Весьма характерно сделанное 30 сентября 1938 года, в день Мюнхенского сговора разъяснение Министра пропаганды Чехословакии Вавречки о том, что его цинично и демонстративно преданная «демократическим» Западом страна не обратилась за помощью к Советскому Союзу в одностороннем порядке потому, что её самозащиту могли воспринять как борьбу на стороне большевиков: «И тогда, возможно, вся Европа будет вовлечена в войну против нас и России» [190].
И это отнюдь не было преувеличенным страхом, так как Чемберлен, не стесняясь, подчеркивал: было бы подлинной «катастрофой, если бы Чехословакия была спасена благодаря советской помощи» [319]. А президент Чехословакии «Бенеш вспоминал, что Запад не выдал бы её Гитлеру, если бы главной целью Запада не была как можно более полная изоляция Советского Союза» [80, 153].
Гитлер, бросивший в концлагеря[144] недовольных и в первую очередь коммунистов, был в глазах влиятельных лиц в Англии самым надежным оплотом против большевизма – в том числе против его влияния на туземцев в колониях, грозившего самому существованию империи. Третий рейх с его тотальной упорядоченностью, жесткой регламентированностью всего и вся, систематизированной субординацией и, главное, государственной идеологией, основанной на последовательной расовой иерархии, был близок британским элитам и воспринимался ими как попытка создать идеальный порядок.
Любая альтернатива ему виделась ими прежде всего угрозой хаоса и совершенно неприемлемого прихода к власти большевиков или, как минимум, увеличения популярности их идей, в том числе в британских колониях. Поэтому считалось, что «Гитлер… мог бы – при правильном обхождении с ним – даже оказаться “хорошим парнем”» [242].
Последовательное поощрение агрессии Гитлера английской элитой непосредственно было направлено прежде всего на инстинктивное сохранение «британского образа жизни», ограниченного к тому времени (в силу разложения Британской империи) «джентльменскими ценностями» праздного английского класса [281]. Личный секретарь лорда Галифакса отмечал, что «настоящими противниками перевооружения являются богачи из партии [консерваторов], опасающиеся обложения налогами. Ведь любая война, независимо от того, проиграем мы её или выиграем, погубит богатые праздные классы, которые вследствие этого выступают за мир любой ценой» [154].
Чемберлен вынужден был поощрять Гитлера и в конечном итоге служить ему, «чтобы сохранить империю и [британское] общество, какими они были… Это… и завело Англию в тупик, в конце которого находилась война» [216].
Таким образом, «политика умиротворения» Гитлера имела и существенную внутриполитическую подоплеку: переход от поощрения и провоцирования к противостоянию его агрессии и сдерживанию её объективно потребовало бы от Англии увеличить производство вооружения и в целом нарастить промышленное производство, что неизбежно увеличило бы не только численность, но и общественно-политическую значимость рабочего класса.
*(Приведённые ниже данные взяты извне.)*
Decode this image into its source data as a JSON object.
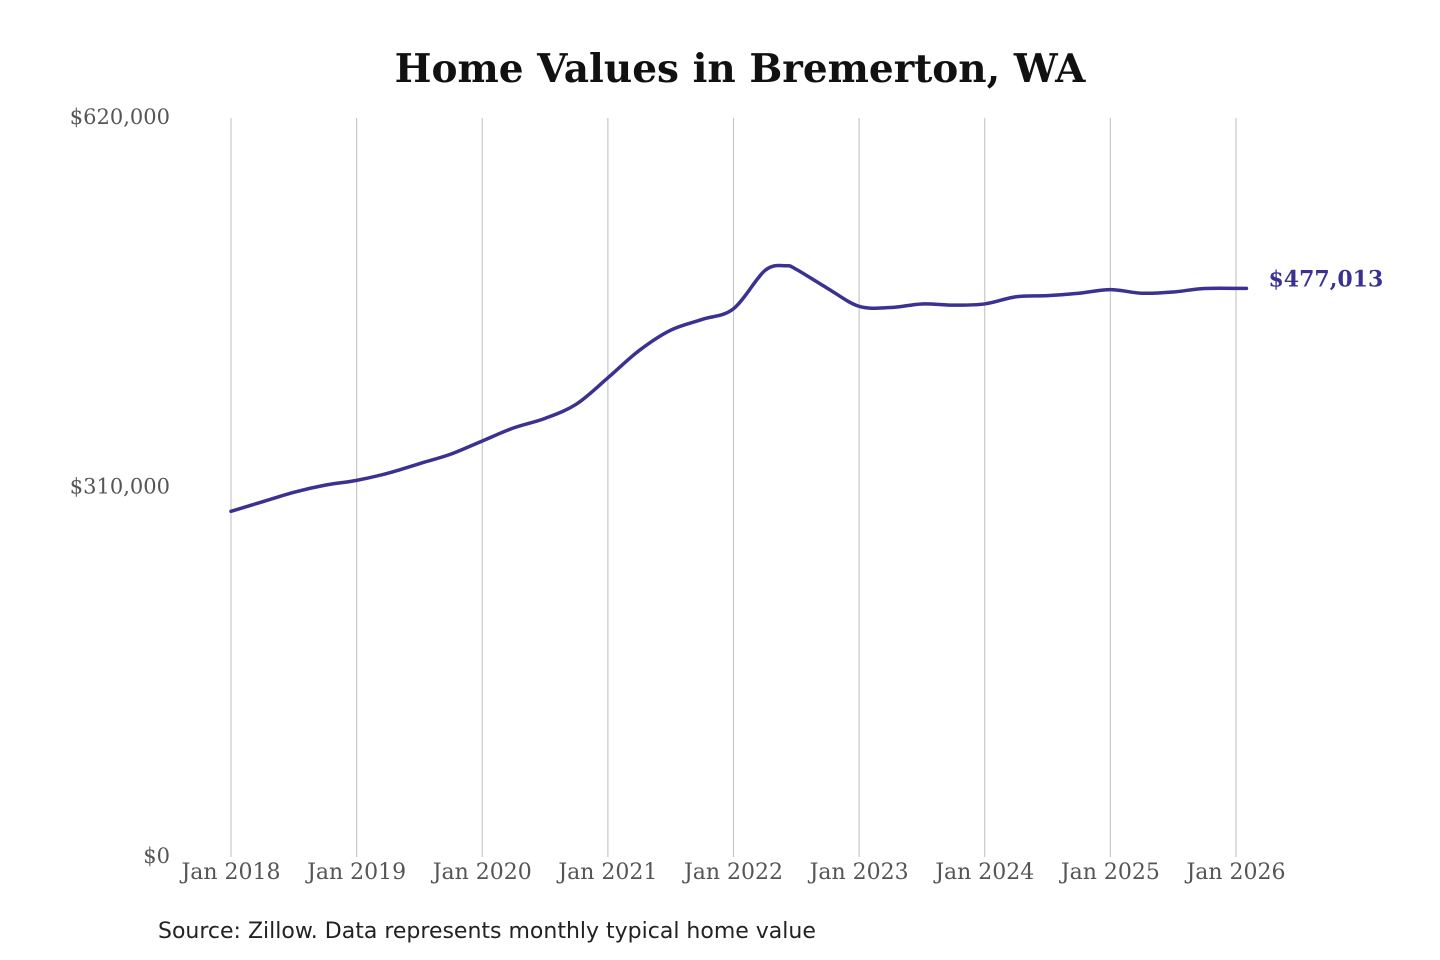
{
  "chart_data": {
    "type": "line",
    "title": "Home Values in Bremerton, WA",
    "xlabel": "",
    "ylabel": "",
    "ylim": [
      0,
      620000
    ],
    "y_ticks": [
      {
        "value": 620000,
        "label": "$620,000"
      },
      {
        "value": 310000,
        "label": "$310,000"
      },
      {
        "value": 0,
        "label": "$0"
      }
    ],
    "x_ticks": [
      {
        "value": "2018-01",
        "label": "Jan 2018"
      },
      {
        "value": "2019-01",
        "label": "Jan 2019"
      },
      {
        "value": "2020-01",
        "label": "Jan 2020"
      },
      {
        "value": "2021-01",
        "label": "Jan 2021"
      },
      {
        "value": "2022-01",
        "label": "Jan 2022"
      },
      {
        "value": "2023-01",
        "label": "Jan 2023"
      },
      {
        "value": "2024-01",
        "label": "Jan 2024"
      },
      {
        "value": "2025-01",
        "label": "Jan 2025"
      },
      {
        "value": "2026-01",
        "label": "Jan 2026"
      }
    ],
    "grid": {
      "vertical": true,
      "horizontal": false
    },
    "legend": "none",
    "series": [
      {
        "color": "#3a3190",
        "points": [
          {
            "x": "2018-01",
            "y": 290000
          },
          {
            "x": "2018-04",
            "y": 298000
          },
          {
            "x": "2018-07",
            "y": 306000
          },
          {
            "x": "2018-10",
            "y": 312000
          },
          {
            "x": "2019-01",
            "y": 316000
          },
          {
            "x": "2019-04",
            "y": 322000
          },
          {
            "x": "2019-07",
            "y": 330000
          },
          {
            "x": "2019-10",
            "y": 338000
          },
          {
            "x": "2020-01",
            "y": 349000
          },
          {
            "x": "2020-04",
            "y": 360000
          },
          {
            "x": "2020-07",
            "y": 368000
          },
          {
            "x": "2020-10",
            "y": 380000
          },
          {
            "x": "2021-01",
            "y": 402000
          },
          {
            "x": "2021-04",
            "y": 425000
          },
          {
            "x": "2021-07",
            "y": 442000
          },
          {
            "x": "2021-10",
            "y": 451000
          },
          {
            "x": "2022-01",
            "y": 460000
          },
          {
            "x": "2022-04",
            "y": 492000
          },
          {
            "x": "2022-06",
            "y": 496000
          },
          {
            "x": "2022-07",
            "y": 493000
          },
          {
            "x": "2022-10",
            "y": 477000
          },
          {
            "x": "2023-01",
            "y": 462000
          },
          {
            "x": "2023-04",
            "y": 461000
          },
          {
            "x": "2023-07",
            "y": 464000
          },
          {
            "x": "2023-10",
            "y": 463000
          },
          {
            "x": "2024-01",
            "y": 464000
          },
          {
            "x": "2024-04",
            "y": 470000
          },
          {
            "x": "2024-07",
            "y": 471000
          },
          {
            "x": "2024-10",
            "y": 473000
          },
          {
            "x": "2025-01",
            "y": 476000
          },
          {
            "x": "2025-04",
            "y": 473000
          },
          {
            "x": "2025-07",
            "y": 474000
          },
          {
            "x": "2025-10",
            "y": 477000
          },
          {
            "x": "2026-02",
            "y": 477013
          }
        ]
      }
    ],
    "annotations": [
      {
        "text": "$477,013",
        "x": "2026-02",
        "y": 477013
      }
    ],
    "source": "Source: Zillow. Data represents monthly typical home value"
  }
}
Понятно, что последнее воспринималось английской элитой как значительно более серьезная угроза, чем духовно близкий ей германский фашизм [273].
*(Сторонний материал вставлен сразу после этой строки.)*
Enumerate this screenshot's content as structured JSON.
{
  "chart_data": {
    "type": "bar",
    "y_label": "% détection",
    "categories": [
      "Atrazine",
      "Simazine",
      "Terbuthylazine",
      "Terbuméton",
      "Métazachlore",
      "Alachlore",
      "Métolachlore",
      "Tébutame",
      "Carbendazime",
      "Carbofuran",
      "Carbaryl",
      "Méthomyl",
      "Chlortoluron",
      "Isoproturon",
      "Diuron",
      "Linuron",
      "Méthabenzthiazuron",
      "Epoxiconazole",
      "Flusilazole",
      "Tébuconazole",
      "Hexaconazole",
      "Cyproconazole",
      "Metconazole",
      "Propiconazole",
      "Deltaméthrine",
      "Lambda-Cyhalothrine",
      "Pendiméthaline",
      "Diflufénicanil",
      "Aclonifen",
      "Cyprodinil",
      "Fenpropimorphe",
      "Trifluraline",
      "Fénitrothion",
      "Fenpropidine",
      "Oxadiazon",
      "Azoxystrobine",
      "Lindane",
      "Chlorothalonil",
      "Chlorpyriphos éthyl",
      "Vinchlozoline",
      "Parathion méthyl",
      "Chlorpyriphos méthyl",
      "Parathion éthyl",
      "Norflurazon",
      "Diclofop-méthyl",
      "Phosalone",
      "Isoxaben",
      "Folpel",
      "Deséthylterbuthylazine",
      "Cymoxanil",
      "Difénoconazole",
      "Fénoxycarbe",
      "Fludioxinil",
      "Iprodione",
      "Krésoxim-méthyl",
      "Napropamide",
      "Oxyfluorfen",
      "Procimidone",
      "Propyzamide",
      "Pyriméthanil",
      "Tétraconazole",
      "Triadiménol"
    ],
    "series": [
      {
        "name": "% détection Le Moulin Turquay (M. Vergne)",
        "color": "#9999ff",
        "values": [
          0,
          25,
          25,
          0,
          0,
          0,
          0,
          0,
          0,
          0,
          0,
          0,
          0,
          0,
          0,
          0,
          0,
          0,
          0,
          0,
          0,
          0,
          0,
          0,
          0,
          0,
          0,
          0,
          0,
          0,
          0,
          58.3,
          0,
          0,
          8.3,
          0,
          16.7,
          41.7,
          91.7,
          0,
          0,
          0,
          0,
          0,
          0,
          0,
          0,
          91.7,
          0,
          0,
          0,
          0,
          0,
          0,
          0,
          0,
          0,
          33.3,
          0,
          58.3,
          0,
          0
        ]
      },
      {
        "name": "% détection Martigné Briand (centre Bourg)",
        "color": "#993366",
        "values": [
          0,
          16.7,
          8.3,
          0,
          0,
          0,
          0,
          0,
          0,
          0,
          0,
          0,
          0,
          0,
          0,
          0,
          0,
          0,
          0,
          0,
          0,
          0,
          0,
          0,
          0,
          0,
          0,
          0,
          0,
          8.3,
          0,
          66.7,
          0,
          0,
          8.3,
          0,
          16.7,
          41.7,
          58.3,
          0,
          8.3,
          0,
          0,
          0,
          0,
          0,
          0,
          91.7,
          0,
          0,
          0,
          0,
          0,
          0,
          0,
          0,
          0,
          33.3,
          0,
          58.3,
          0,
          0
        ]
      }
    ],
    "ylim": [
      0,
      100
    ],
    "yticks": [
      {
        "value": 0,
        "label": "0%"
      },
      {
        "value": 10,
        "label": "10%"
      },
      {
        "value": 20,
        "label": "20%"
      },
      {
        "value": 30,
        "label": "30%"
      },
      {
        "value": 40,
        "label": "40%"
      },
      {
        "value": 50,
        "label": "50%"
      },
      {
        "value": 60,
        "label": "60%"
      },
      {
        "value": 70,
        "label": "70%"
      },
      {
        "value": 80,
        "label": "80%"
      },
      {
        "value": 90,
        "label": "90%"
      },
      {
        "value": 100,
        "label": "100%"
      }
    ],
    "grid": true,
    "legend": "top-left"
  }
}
Ведь в самом деле: в принципе невозможно было провести перевооружение, избежав при этом «чрезвычайного увеличения роли организованного рабочего класса в обществе… Нельзя забывать об этом, говоря о “политике умиротворения”. В результате “странная” война явилась попыткой и после объявления войны сохранить порядок, существовавший в довоенные годы» [279]. Порядок, при котором (по словам Невилла Чемберлена, обращенным к королю Георгу VI) «Германия и Англия играют роль двух столпов, на которых держится мир в Европе, и являются оплотом против коммунизма» [80].